No - the person who wrote that stated that writers could certainly allow themselves poetic license:
Quote:
Here, "Again" is technically not a sentence since it's missing a subject (or a presumed subject like the imperative) and a verb. You can certainly write like this as you have the poetic and literary license, but the simple act of putting a period after a word does not a sentence make.

And as an avid reader- I'd stress that point in that I'd much rather read writing that sounds natural and akin to what that same person might speak as opposed to more formally and obviously carefully grammatically constructed and punctuated English that reads or scans unnaturally.

I do it myself - I overuse the dash when I write because that's how I would speak- in run on sentences.
Quote:
Constructed Speech and writing are very different aspects of language. Speech, and the rules governing the same, do not have to meet the rules for writing, as if the rules for writing set an ideal.

I agree.
JTT
 
  1  
Reply Tue 7 Jul, 2009 02:41 pm
@Merry Andrew,
Thanks for your comments, Merry. You were hardly being pedantic. You've merely expressed your opinion.

I certainly didn't state nor was I suggesting that anyone from A2K was suggesting what you've laid out here. But having been involved in the field of language teaching for over 20 years, I know what ESLs are exposed to and I know that the idea that the rules for writing have been thought to be what should guide speech.

You've heard of the careful writer and the careful speaker; you've heard it said, often, that we mustn't use ain't, that we can't use 'was' with 'if' for counterfactuals, the list is long.

We often hear people, not just ESLs, ask; "Is this correct?", and where is the first place people go to answer, to how we write, to Standard English.

As you well now by now, that's not the standard for correctness.
0 Replies
 
JTT
 
  1  
Reply Tue 7 Jul, 2009 03:08 pm
@aidan,
Quote:
No - the person who wrote that stated that writers could certainly allow themselves poetic license:


That in itself, Aidan, attempts to portray that a person has "gone against" what is the standard, what is the correct way to do things.

What does "technically" mean.
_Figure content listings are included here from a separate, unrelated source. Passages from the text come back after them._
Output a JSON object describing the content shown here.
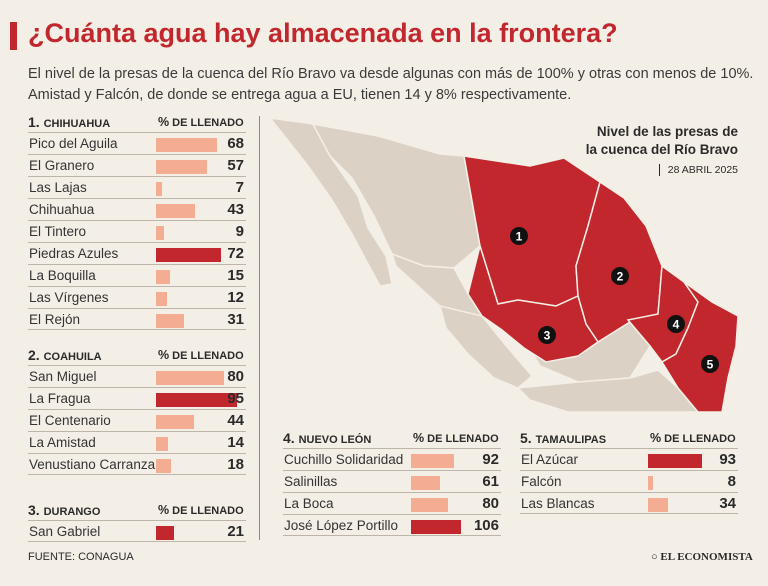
{
  "header": {
    "title": "¿Cuánta agua hay almacenada en la frontera?",
    "subtitle": "El nivel de la presas de la cuenca del Río Bravo va desde algunas con más de 100% y otras con menos de 10%. Amistad y Falcón, de donde se entrega agua a EU, tienen 14 y 8% respectivamente."
  },
  "map": {
    "title_line1": "Nivel de las presas de",
    "title_line2": "la cuenca del Río Bravo",
    "date": "28 ABRIL 2025",
    "markers": [
      "1",
      "2",
      "3",
      "4",
      "5"
    ]
  },
  "colors": {
    "low": "#f4ad92",
    "high": "#c1272d",
    "map_red": "#c1272d",
    "map_other": "#dcd1c5"
  },
  "chart_data": {
    "type": "bar",
    "title": "% de llenado de las presas de la cuenca del Río Bravo",
    "pct_label": "% DE LLENADO",
    "groups": [
      {
        "num": "1.",
        "name": "CHIHUAHUA",
        "dams": [
          {
            "name": "Pico del Aguila",
            "value": 68,
            "highlight": false
          },
          {
            "name": "El Granero",
            "value": 57,
            "highlight": false
          },
          {
            "name": "Las Lajas",
            "value": 7,
            "highlight": false
          },
          {
            "name": "Chihuahua",
            "value": 43,
            "highlight": false
          },
          {
            "name": "El Tintero",
            "value": 9,
            "highlight": false
          },
          {
            "name": "Piedras Azules",
            "value": 72,
            "highlight": true
          },
          {
            "name": "La Boquilla",
            "value": 15,
            "highlight": false
          },
          {
            "name": "Las Vírgenes",
            "value": 12,
            "highlight": false
          },
          {
            "name": "El Rejón",
            "value": 31,
            "highlight": false
          }
        ]
      },
      {
        "num": "2.",
        "name": "COAHUILA",
        "dams": [
          {
            "name": "San Miguel",
            "value": 80,
            "highlight": false
          },
          {
            "name": "La Fragua",
            "value": 95,
            "highlight": true
          },
          {
            "name": "El Centenario",
            "value": 44,
            "highlight": false
          },
          {
            "name": "La Amistad",
            "value": 14,
            "highlight": false
          },
          {
            "name": "Venustiano Carranza",
            "value": 18,
            "highlight": false
          }
        ]
      },
      {
        "num": "3.",
        "name": "DURANGO",
        "dams": [
          {
            "name": "San Gabriel",
            "value": 21,
            "highlight": true
          }
        ]
      },
      {
        "num": "4.",
        "name": "NUEVO LEÓN",
        "dams": [
          {
            "name": "Cuchillo Solidaridad",
            "value": 92,
            "highlight": false
          },
          {
            "name": "Salinillas",
            "value": 61,
            "highlight": false
          },
          {
            "name": "La Boca",
            "value": 80,
            "highlight": false
          },
          {
            "name": "José López Portillo",
            "value": 106,
            "highlight": true
          }
        ]
      },
      {
        "num": "5.",
        "name": "TAMAULIPAS",
        "dams": [
          {
            "name": "El Azúcar",
            "value": 93,
            "highlight": true
          },
          {
            "name": "Falcón",
            "value": 8,
            "highlight": false
          },
          {
            "name": "Las Blancas",
            "value": 34,
            "highlight": false
          }
        ]
      }
    ]
  },
  "footer": {
    "source": "FUENTE: CONAGUA",
    "logo": "EL ECONOMISTA"
  }
}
It simply provides cover for a set of artificial standards that this person holds to. If we can allow that an imperative can have a presumed subject, it does, our natural rules tell us that, then is it that much of a stretch to allow that there is also some measure of elision with "Again"?

Yes, of course we need these bits of terminology as a way for us to be able to discuss the ways of language, but they aren't the guidelines of "good". No one has to grant us poetic license to use our language for we all know the rules of our language.
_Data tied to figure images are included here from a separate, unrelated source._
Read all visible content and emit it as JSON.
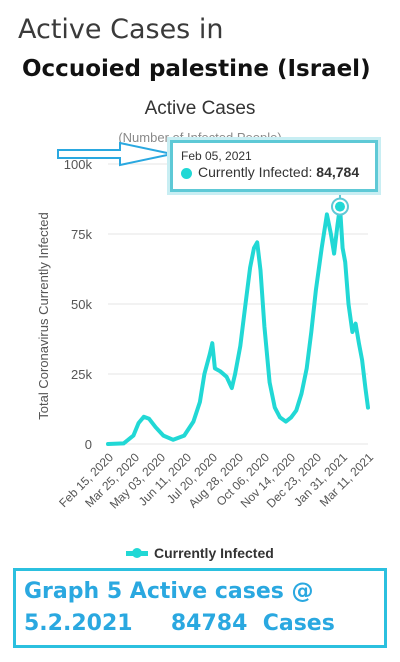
{
  "header": {
    "line1": "Active Cases in",
    "line2": "Occuoied palestine (Israel)"
  },
  "chart_data": {
    "type": "line",
    "title": "Active Cases",
    "subtitle": "(Number of Infected People)",
    "ylabel": "Total Coronavirus Currently Infected",
    "xlabel": "",
    "ylim": [
      0,
      100000
    ],
    "yticks": [
      0,
      25000,
      50000,
      75000,
      100000
    ],
    "ytick_labels": [
      "0",
      "25k",
      "50k",
      "75k",
      "100k"
    ],
    "xtick_labels": [
      "Feb 15, 2020",
      "Mar 25, 2020",
      "May 03, 2020",
      "Jun 11, 2020",
      "Jul 20, 2020",
      "Aug 28, 2020",
      "Oct 06, 2020",
      "Nov 14, 2020",
      "Dec 23, 2020",
      "Jan 31, 2021",
      "Mar 11, 2021"
    ],
    "grid": true,
    "legend_position": "bottom",
    "series": [
      {
        "name": "Currently Infected",
        "color": "#21d8d5",
        "points": [
          [
            "2020-02-15",
            0
          ],
          [
            "2020-03-10",
            200
          ],
          [
            "2020-03-25",
            3000
          ],
          [
            "2020-04-02",
            7500
          ],
          [
            "2020-04-10",
            9700
          ],
          [
            "2020-04-18",
            9000
          ],
          [
            "2020-04-28",
            6000
          ],
          [
            "2020-05-10",
            3000
          ],
          [
            "2020-05-25",
            1500
          ],
          [
            "2020-06-11",
            3000
          ],
          [
            "2020-06-25",
            8000
          ],
          [
            "2020-07-05",
            15000
          ],
          [
            "2020-07-12",
            25000
          ],
          [
            "2020-07-20",
            32000
          ],
          [
            "2020-07-24",
            36000
          ],
          [
            "2020-07-28",
            27000
          ],
          [
            "2020-08-05",
            26000
          ],
          [
            "2020-08-15",
            24000
          ],
          [
            "2020-08-23",
            20000
          ],
          [
            "2020-08-28",
            25000
          ],
          [
            "2020-09-05",
            35000
          ],
          [
            "2020-09-13",
            50000
          ],
          [
            "2020-09-20",
            63000
          ],
          [
            "2020-09-26",
            70000
          ],
          [
            "2020-10-01",
            72000
          ],
          [
            "2020-10-06",
            62000
          ],
          [
            "2020-10-12",
            42000
          ],
          [
            "2020-10-20",
            22000
          ],
          [
            "2020-10-28",
            13000
          ],
          [
            "2020-11-05",
            9500
          ],
          [
            "2020-11-14",
            8000
          ],
          [
            "2020-11-22",
            9500
          ],
          [
            "2020-11-30",
            12000
          ],
          [
            "2020-12-08",
            18000
          ],
          [
            "2020-12-16",
            27000
          ],
          [
            "2020-12-23",
            40000
          ],
          [
            "2020-12-30",
            55000
          ],
          [
            "2021-01-08",
            70000
          ],
          [
            "2021-01-16",
            82000
          ],
          [
            "2021-01-22",
            75000
          ],
          [
            "2021-01-27",
            68000
          ],
          [
            "2021-02-01",
            78000
          ],
          [
            "2021-02-05",
            84784
          ],
          [
            "2021-02-09",
            70000
          ],
          [
            "2021-02-13",
            65000
          ],
          [
            "2021-02-18",
            50000
          ],
          [
            "2021-02-24",
            40000
          ],
          [
            "2021-03-01",
            43000
          ],
          [
            "2021-03-06",
            36000
          ],
          [
            "2021-03-11",
            30000
          ],
          [
            "2021-03-16",
            20000
          ],
          [
            "2021-03-20",
            13000
          ]
        ]
      }
    ],
    "highlight": {
      "date_label": "Feb 05, 2021",
      "series_label": "Currently Infected:",
      "value_label": "84,784",
      "x": "2021-02-05",
      "y": 84784
    }
  },
  "caption": {
    "line1": "Graph 5 Active cases @",
    "line2": "5.2.2021     84784  Cases"
  }
}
Those things that exist in books that are described as rules are merely descriptions of how we use language and they have to take into consideration the circumstances surrounding that use. The prescriptions, even when they've had a measure of accuracy, demanded a "one size fits all". That's hardly the measure of truth.

Quote:
I do it myself - I overuse the dash when I write because that's how I would speak- in run on sentences.
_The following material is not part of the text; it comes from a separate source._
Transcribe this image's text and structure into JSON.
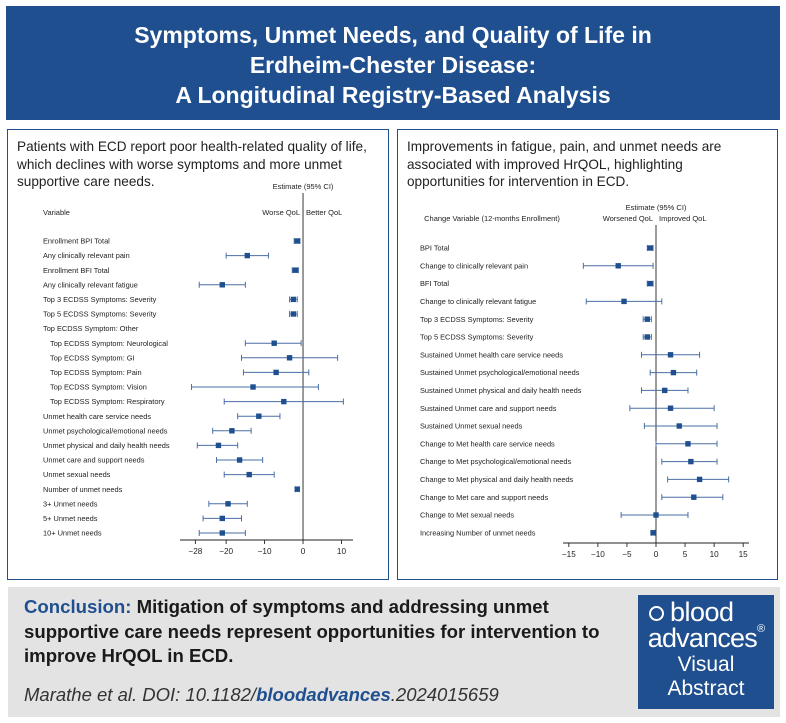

How could you possibly be "overusing" the dash when you use it precisely in the manner to effect the very thing you're trying to effect?

To determine this "overuse", where would the prescriptivists run but to a style manual. But which one, they all have conflicting advice, and would it even have an entry for such a use.

No. these are aimed at formal/academic writing, yet, correct me if I'm wrong here, what guidelines do people use to determine what's "correct"?

Merry, did you not run to a source [even if it was old memory] that stated, erroneously, that 'data' was the plural of 'datum'?

A strong sense of prescription pervades everyone's feelings on language. If someone is "corrected" for using what is a completely natural usage, [there's one now] they immediately assume what? that they've made a mistake.